Knowing the molecular basis of a disease carries no guarantee that a cure is imminent. Linus Pauling, Ph.D., linked sickle cell disease to an abnormal protein in 1949, making it the first genetic disease for which the molecular basis was known. But, Weissman noted, there is still no cure for it. On the other hand, survival rates for chronic myelogenous leukemia are improving thanks to Gleevec, a drug based on oncogene study that received FDA approval in 2001. Weissman is optimistic that genetic information could lead to effective treatments for Alzheimer disease, which he terms “simpler than cancer.”
“We have so much data, and a very large part of it hasn’t been fully exploited,” he said. “We’re really bumping up against the ceiling in some practical ways.”
One of the project’s findings is that genetic changes linked to disease occur between genes in places where ENCODE has identified regulatory sites. It’s still not clear how variations in these areas contribute to disease. “Some people were surprised,” said Pazin, “that disease-linked genetic variants are not usually in protein-coding regions. We expect to find that many genetic changes causing a disorder are within regulatory regions, or switches, that affect how much protein is produced or when the protein is produced, rather than affecting the structure of the protein itself. The medical condition will occur because the gene is aberrantly turned on or turned off or abnormal amounts of the protein are made.
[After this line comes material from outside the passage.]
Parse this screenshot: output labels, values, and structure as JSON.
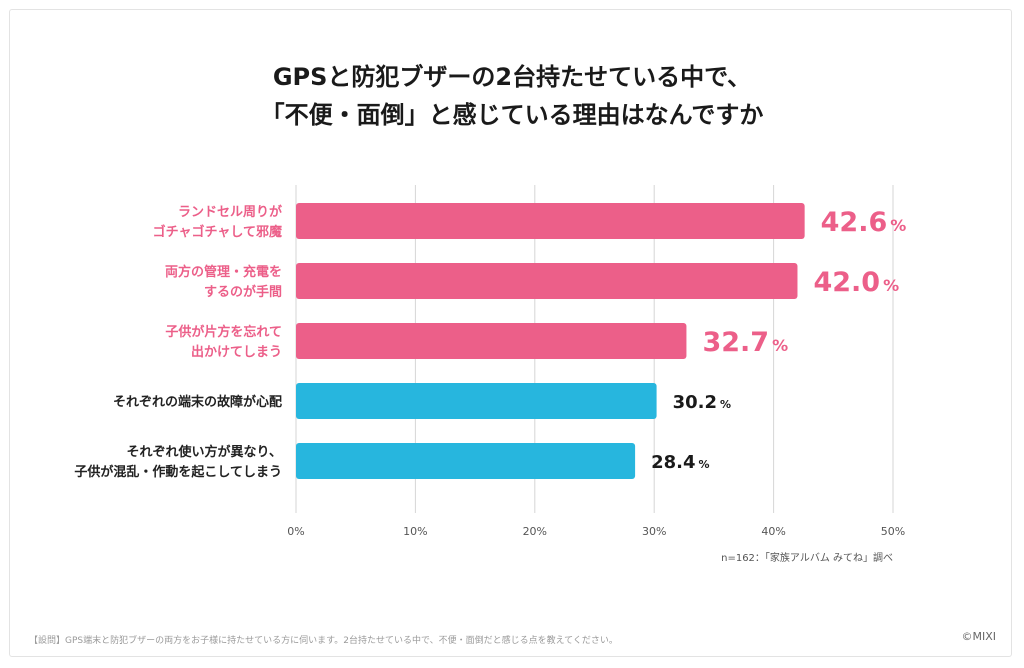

Far from being junk DNA, this regulatory DNA clearly makes important contributions to human health and disease.”
“It’s important to realize that these findings won’t be taken forward by people like Mark or myself—rather we have to empower clinical researchers to use this data,” said Birney of the EBI. “I think ENCODE will have a big impact on medical research—in particular, genome-wide association studies have a really remarkable overlap with ENCODE data outside of protein-coding genes, and this is leading to all sorts of new hypotheses of how these diseases operate.” YM
—Colleen Shaddox is a freelance writer in Hamden, Conn.